The HAPPINESS Project, which works to increase access to evidence-based treatments for mental, neurological, and substance use disorders in Nigeria, has been awarded a Hecht Award at Yale.

The award promotes new, collaborative research and projects from across the university. It is endowed in the Yale School of Public Health and matched by the Yale Institute for Global Health and the Whitney and Betty MacMillan Center for International and Area Studies at Yale.

The HAPPINESS Project provides training, ongoing clinical support, and refresher training for primary care teams in Nigeria. It is led by Theddeus Iheanacho, MD, Associate Professor of Psychiatry.

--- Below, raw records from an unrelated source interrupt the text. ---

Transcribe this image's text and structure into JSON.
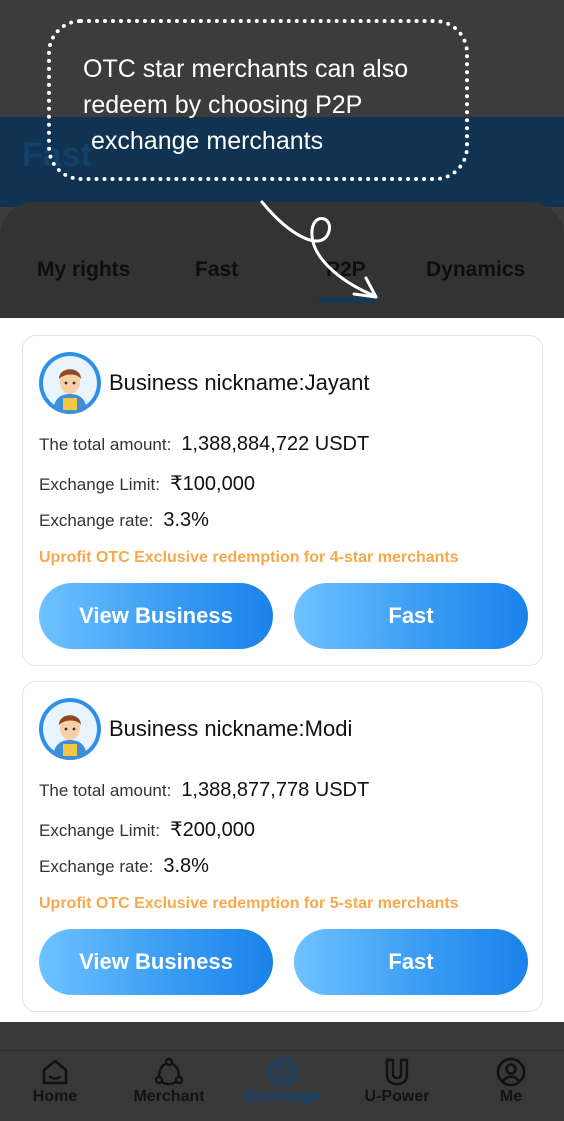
{
  "header": {
    "title": "Fast"
  },
  "tabs": [
    {
      "label": "My rights"
    },
    {
      "label": "Fast"
    },
    {
      "label": "P2P"
    },
    {
      "label": "Dynamics"
    }
  ],
  "active_tab": "P2P",
  "tooltip": {
    "line1": "OTC star merchants can also",
    "line2": "redeem by choosing P2P",
    "line3": "exchange merchants"
  },
  "merchants": [
    {
      "nickname": "Business nickname:Jayant",
      "total_label": "The total amount:",
      "total_value": "1,388,884,722 USDT",
      "limit_label": "Exchange Limit:",
      "limit_value": "₹100,000",
      "rate_label": "Exchange rate:",
      "rate_value": "3.3%",
      "exclusive_note": "Uprofit OTC Exclusive redemption for 4-star merchants",
      "view_button": "View Business",
      "fast_button": "Fast"
    },
    {
      "nickname": "Business nickname:Modi",
      "total_label": "The total amount:",
      "total_value": "1,388,877,778 USDT",
      "limit_label": "Exchange Limit:",
      "limit_value": "₹200,000",
      "rate_label": "Exchange rate:",
      "rate_value": "3.8%",
      "exclusive_note": "Uprofit OTC Exclusive redemption for 5-star merchants",
      "view_button": "View Business",
      "fast_button": "Fast"
    }
  ],
  "bottom_nav": [
    {
      "label": "Home",
      "icon": "home-icon"
    },
    {
      "label": "Merchant",
      "icon": "merchant-icon"
    },
    {
      "label": "Exchange",
      "icon": "exchange-icon"
    },
    {
      "label": "U-Power",
      "icon": "u-power-icon"
    },
    {
      "label": "Me",
      "icon": "profile-icon"
    }
  ],
  "active_nav": "Exchange",
  "colors": {
    "accent_blue": "#2d8fe9",
    "button_gradient_start": "#6ec3ff",
    "button_gradient_end": "#1a82ea",
    "exclusive_note": "#f7a84a",
    "active_nav": "#0f4270"
  }
}
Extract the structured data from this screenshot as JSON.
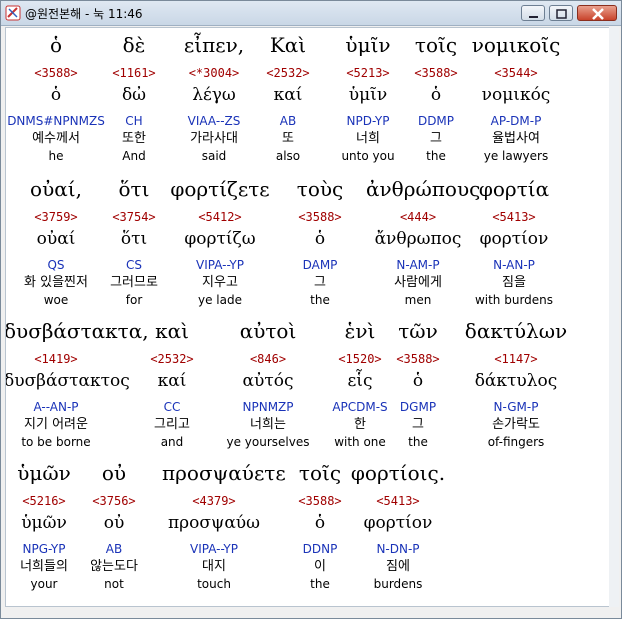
{
  "window": {
    "title": "@원전본해 - 눅 11:46"
  },
  "rows": [
    [
      {
        "greek": "ὁ",
        "strong": "<3588>",
        "lex": "ὁ",
        "parse": "DNMS#NPNMZS",
        "ko": "예수께서",
        "en": "he"
      },
      {
        "greek": "δὲ",
        "strong": "<1161>",
        "lex": "δὠ",
        "parse": "CH",
        "ko": "또한",
        "en": "And"
      },
      {
        "greek": "εἶπεν,",
        "strong": "<*3004>",
        "lex": "λέγω",
        "parse": "VIAA--ZS",
        "ko": "가라사대",
        "en": "said"
      },
      {
        "greek": "Καὶ",
        "strong": "<2532>",
        "lex": "καί",
        "parse": "AB",
        "ko": "또",
        "en": "also"
      },
      {
        "greek": "ὑμῖν",
        "strong": "<5213>",
        "lex": "ὑμῖν",
        "parse": "NPD-YP",
        "ko": "너희",
        "en": "unto you"
      },
      {
        "greek": "τοῖς",
        "strong": "<3588>",
        "lex": "ὁ",
        "parse": "DDMP",
        "ko": "그",
        "en": "the"
      },
      {
        "greek": "νομικοῖς",
        "strong": "<3544>",
        "lex": "νομικός",
        "parse": "AP-DM-P",
        "ko": "율법사여",
        "en": "ye lawyers"
      }
    ],
    [
      {
        "greek": "οὐαί,",
        "strong": "<3759>",
        "lex": "οὐαί",
        "parse": "QS",
        "ko": "화 있을찐저",
        "en": "woe"
      },
      {
        "greek": "ὅτι",
        "strong": "<3754>",
        "lex": "ὅτι",
        "parse": "CS",
        "ko": "그러므로",
        "en": "for"
      },
      {
        "greek": "φορτίζετε",
        "strong": "<5412>",
        "lex": "φορτίζω",
        "parse": "VIPA--YP",
        "ko": "지우고",
        "en": "ye lade"
      },
      {
        "greek": "τοὺς",
        "strong": "<3588>",
        "lex": "ὁ",
        "parse": "DAMP",
        "ko": "그",
        "en": "the"
      },
      {
        "greek": "ἀνθρώπους",
        "strong": "<444>",
        "lex": "ἄνθρωπος",
        "parse": "N-AM-P",
        "ko": "사람에게",
        "en": "men"
      },
      {
        "greek": "φορτία",
        "strong": "<5413>",
        "lex": "φορτίον",
        "parse": "N-AN-P",
        "ko": "짐을",
        "en": "with burdens"
      }
    ],
    [
      {
        "greek": "δυσβάστακτα,",
        "strong": "<1419>",
        "lex": "δυσβάστακτος",
        "parse": "A--AN-P",
        "ko": "지기 어려운",
        "en": "to be borne"
      },
      {
        "greek": "καὶ",
        "strong": "<2532>",
        "lex": "καί",
        "parse": "CC",
        "ko": "그리고",
        "en": "and"
      },
      {
        "greek": "αὐτοὶ",
        "strong": "<846>",
        "lex": "αὐτός",
        "parse": "NPNMZP",
        "ko": "너희는",
        "en": "ye yourselves"
      },
      {
        "greek": "ἑνὶ",
        "strong": "<1520>",
        "lex": "εἷς",
        "parse": "APCDM-S",
        "ko": "한",
        "en": "with one"
      },
      {
        "greek": "τῶν",
        "strong": "<3588>",
        "lex": "ὁ",
        "parse": "DGMP",
        "ko": "그",
        "en": "the"
      },
      {
        "greek": "δακτύλων",
        "strong": "<1147>",
        "lex": "δάκτυλος",
        "parse": "N-GM-P",
        "ko": "손가락도",
        "en": "of-fingers"
      }
    ],
    [
      {
        "greek": "ὑμῶν",
        "strong": "<5216>",
        "lex": "ὑμῶν",
        "parse": "NPG-YP",
        "ko": "너희들의",
        "en": "your"
      },
      {
        "greek": "οὐ",
        "strong": "<3756>",
        "lex": "οὐ",
        "parse": "AB",
        "ko": "않는도다",
        "en": "not"
      },
      {
        "greek": "προσψαύετε",
        "strong": "<4379>",
        "lex": "προσψαύω",
        "parse": "VIPA--YP",
        "ko": "대지",
        "en": "touch"
      },
      {
        "greek": "τοῖς",
        "strong": "<3588>",
        "lex": "ὁ",
        "parse": "DDNP",
        "ko": "이",
        "en": "the"
      },
      {
        "greek": "φορτίοις.",
        "strong": "<5413>",
        "lex": "φορτίον",
        "parse": "N-DN-P",
        "ko": "짐에",
        "en": "burdens"
      }
    ]
  ]
}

The program is concentrated in remote Imo State, one of 36 states in Nigeria, where it is virtually impossible to get a mental health care referral. There are no psychiatric hospitals across the 2,135-square-mile territory, and the state counts only one full-time psychiatrist to serve its nearly 5 million residents.

Iheanacho said the award will help his project bring mental health treatment to a larger area of Nigeria by strengthening the framework and expanding and scaling to other parts of Imo State.

“With the Hecht Award, we will enhance mobile telemedicine support and expand services to more parts of Imo State and obtain the data necessary to seek outside funding for scale up and implementation studies,” Iheanacho said. “We are truly excited, grateful and looking forward to making the most of this opportunity.”

If effective, the HAPPINESS Intervention would be poised to scale up across Nigeria and throughout sub-Saharan Africa through a network of collaborators and partners.